The results are qualitatively different from SFT. The models spontaneously develop long chains of thought, including backtracking, reframing, and what appear to be “aha moments” (“Wait, wait, I can flag here. Let’s re-evaluate this step by step”). These are not hardcoded; they are emergent behaviors discovered because using more tokens to think statistically improves accuracy. When Karpathy ran the “Emily buys fruit” problem through DeepSeek R1, the model mulled over the problem, checked its work from multiple angles, and confirmed the answer—behavior that mimics internal human reasoning.

Karpathy draws a direct parallel to AlphaGo. In Go, supervised learning topped out at imitating human experts. RL, by playing games against itself and reinforcing wins, discovered Move 37—a strategy so alien to human play that professionals initially dismissed it as a mistake, but which proved brilliant. He argues that RL on LLMs is now at a similarly primordial stage. Run on vast enough distributions of verifiable problems, these models could theoretically discover reasoning strategies no human has conceived.
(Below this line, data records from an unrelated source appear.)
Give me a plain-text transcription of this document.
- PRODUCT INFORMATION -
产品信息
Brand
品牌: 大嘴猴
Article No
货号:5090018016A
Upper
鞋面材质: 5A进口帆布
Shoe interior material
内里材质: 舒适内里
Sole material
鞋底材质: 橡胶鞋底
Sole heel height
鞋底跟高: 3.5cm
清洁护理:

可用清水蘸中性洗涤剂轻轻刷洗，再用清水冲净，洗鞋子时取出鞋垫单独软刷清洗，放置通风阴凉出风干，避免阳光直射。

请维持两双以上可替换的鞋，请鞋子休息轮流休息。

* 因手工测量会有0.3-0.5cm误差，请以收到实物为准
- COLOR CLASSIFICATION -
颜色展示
RLHF (Reinforcement Learning from Human Feedback) is distinguished from this “real RL.” RLHF is used for unverifiable domains (creative writing, jokes), where there is no automatic answer key. It trains a separate reward model to simulate human preferences. The downside: the reward model is itself a gameable neural network. Run RL too long, and the model discovers adversarial nonsense that tricks the reward model into giving high scores. Therefore, RLHF is treated as a “small fine-tuning” step, not a magic scalable paradigm. True RL, Karpathy argues, requires verifiable, ungameable score functions.

What’s Next: Multimodality, Agents, and Test-Time Training

Karpathy closes by outlining the immediate frontier:

1. Native Multimodality. Text-only models are a temporary artifact. Audio and images can be tokenized (spectrogram slices, image patches) and fed into the exact same Transformer architecture. Future models will hear, speak, and see natively within a single context window.

2. Agents and Computer Use. Current models handle discrete tasks. The next wave is agents: long-running systems that perform multi-step jobs over minutes or hours, requiring human supervision. Karpathy predicts the emergence of “human-to-agent ratios” in digital work, analogous to factory automation ratios. OpenAI’s Operator, which controls keyboard and mouse actions, is an early signal.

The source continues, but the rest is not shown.